В Фахе в то время люди, в обычной жизни никогда не игравшие ни во что азартное, делали исключение ради скачек “Гранд Нэшнл” в Эйнтри. Поскольку город далеко, а выигрыш желанен, неофициальные букмекеры возникали везде где могли. В Фахе такой принимал ставки в Аптеке Арнолда Гаффни, и однажды апрельской субботой, когда меня отправили в Фаху на пасхальные каникулы, Дуна привел меня туда. Сусе нельзя было ничего сообщать. Выигрышем мы ее удивим потом, сказал Дуна, и, думаю, удивить он хотел больше, чем выиграть те деньги. Мистер Гаффни был коренастым мужчиной с быстрыми, мигавшими глазами человека, женатого на ком-то чересчур красивом. Этот факт делал его прирожденным двоюродным братом удачи и в соответствии с тем, как подобное обустраивается, породил побочное занятие букмекерством.

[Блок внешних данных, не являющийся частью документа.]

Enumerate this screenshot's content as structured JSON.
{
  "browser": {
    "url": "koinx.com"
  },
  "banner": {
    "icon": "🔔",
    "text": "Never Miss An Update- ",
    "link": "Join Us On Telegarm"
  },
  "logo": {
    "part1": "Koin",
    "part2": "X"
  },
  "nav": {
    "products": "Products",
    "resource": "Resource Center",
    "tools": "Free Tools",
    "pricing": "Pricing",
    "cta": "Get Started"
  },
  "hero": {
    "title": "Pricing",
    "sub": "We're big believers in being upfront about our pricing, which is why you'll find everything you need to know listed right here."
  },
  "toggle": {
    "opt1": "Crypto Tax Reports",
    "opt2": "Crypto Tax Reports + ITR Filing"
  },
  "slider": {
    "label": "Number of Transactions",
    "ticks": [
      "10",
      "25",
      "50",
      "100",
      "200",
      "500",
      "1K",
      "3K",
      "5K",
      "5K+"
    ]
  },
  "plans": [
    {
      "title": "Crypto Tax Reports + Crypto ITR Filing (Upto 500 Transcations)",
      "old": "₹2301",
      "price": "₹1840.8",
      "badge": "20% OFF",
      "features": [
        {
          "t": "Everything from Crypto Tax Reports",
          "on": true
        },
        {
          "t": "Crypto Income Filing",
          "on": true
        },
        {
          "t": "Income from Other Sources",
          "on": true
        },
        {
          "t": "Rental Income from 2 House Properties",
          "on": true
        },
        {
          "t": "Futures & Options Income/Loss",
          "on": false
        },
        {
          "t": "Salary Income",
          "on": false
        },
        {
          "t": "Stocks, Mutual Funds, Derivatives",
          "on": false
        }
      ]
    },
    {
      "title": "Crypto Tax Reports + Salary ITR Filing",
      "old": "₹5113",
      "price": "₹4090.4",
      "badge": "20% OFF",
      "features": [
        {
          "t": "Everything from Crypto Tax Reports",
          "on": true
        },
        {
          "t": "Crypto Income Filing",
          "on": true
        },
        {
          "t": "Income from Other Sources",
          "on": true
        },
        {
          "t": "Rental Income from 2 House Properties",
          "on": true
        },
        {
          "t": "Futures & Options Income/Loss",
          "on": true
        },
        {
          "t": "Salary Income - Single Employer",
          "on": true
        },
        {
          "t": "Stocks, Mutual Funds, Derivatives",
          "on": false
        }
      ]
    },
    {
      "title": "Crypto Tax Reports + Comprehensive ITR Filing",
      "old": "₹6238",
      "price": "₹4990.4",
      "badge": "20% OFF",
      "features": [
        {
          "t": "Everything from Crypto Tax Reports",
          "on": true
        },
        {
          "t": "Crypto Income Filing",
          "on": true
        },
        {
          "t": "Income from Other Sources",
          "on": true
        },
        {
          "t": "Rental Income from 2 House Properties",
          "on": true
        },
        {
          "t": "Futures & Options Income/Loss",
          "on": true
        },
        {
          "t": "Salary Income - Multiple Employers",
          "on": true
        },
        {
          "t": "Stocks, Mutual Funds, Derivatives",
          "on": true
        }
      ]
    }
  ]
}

Красавцем мистер Гаффни не был, однако был везуч – о том говорила его тихая улыбка. Незадолго до этого – возможно, чтобы добавить себе очарования, – он приобрел крупные, в черной оправе очки Кэри Гранта[54], однако без особого результата: три пряди волос, прилепленные на “Брилкрим”[55], и поношенная белая сорочка с подтяжками придавали ему вид держателя ковбойского салуна.

Удача – как и возмездие, любовь и, вероятно, все остальное ценное – слепа; Дуна выбрал свою лошадь, ткнув пальцем в участников и затем поглядев, в кого попал. Его ставка исчислялась в монетах, много там быть не могло, однако сама она придала ему мальчишества, и, помню, единственная песня, какую исполнял он после погребальной порции портера: Поставил деньги на куцый хвост, а кто-то на серую масть[56].

Мистер Гаффни заносил ставку в амбарную книгу, и тут сквозь висячую радугу, отделявшую лавку от жилой части дома, прошла супруга мистера Гаффни. Как она выглядела? По правде сказать, я толком не заметил. Я вообще толком не замечал никого, пока мне не исполнилось семнадцать и я не начал осознавать, что вокруг живет, помимо меня, много других людей, однако у нее действительно были необычайные длинные густые волнистые каштановые волосы и добрые печальные глаза, какие случаются у женщин, когда они смотрят на маленького ребенка, а своего у них нет. Она вручила мне витую палочку засахаренного имбиря.

* * *

И вот теперь она оказалась в Святой Цецелии. Я увидел ее и ощутил, как непроизвольно ухнуло мое сердце: пусть по-прежнему необычайно длинные, волосы у нее стали почти белы. Лицо в профиль словно высечено в камне, но было в нем и то, что, как я постигну лишь годы спустя, время творит с великой красотой – утончает ее, будто прошла она сквозь пламя. Кости скул сделались зримыми. Голову она держала прямо, чуть отклоняя ее назад. В ту пору красота ничего не говорила мне, зато говорили достоинство, стать и глубокий покой. Печаль, подумал я, придает ей вид классический и отрешенный. Не скажу уверенно, чего именно я ожидал. Но почувствовал я – грусть. Возможно, я б повернулся к Кристи – посмотреть, как отозвалось в нем, но времени на то не осталось: вся церковь пришла в движение. Началось Причастие.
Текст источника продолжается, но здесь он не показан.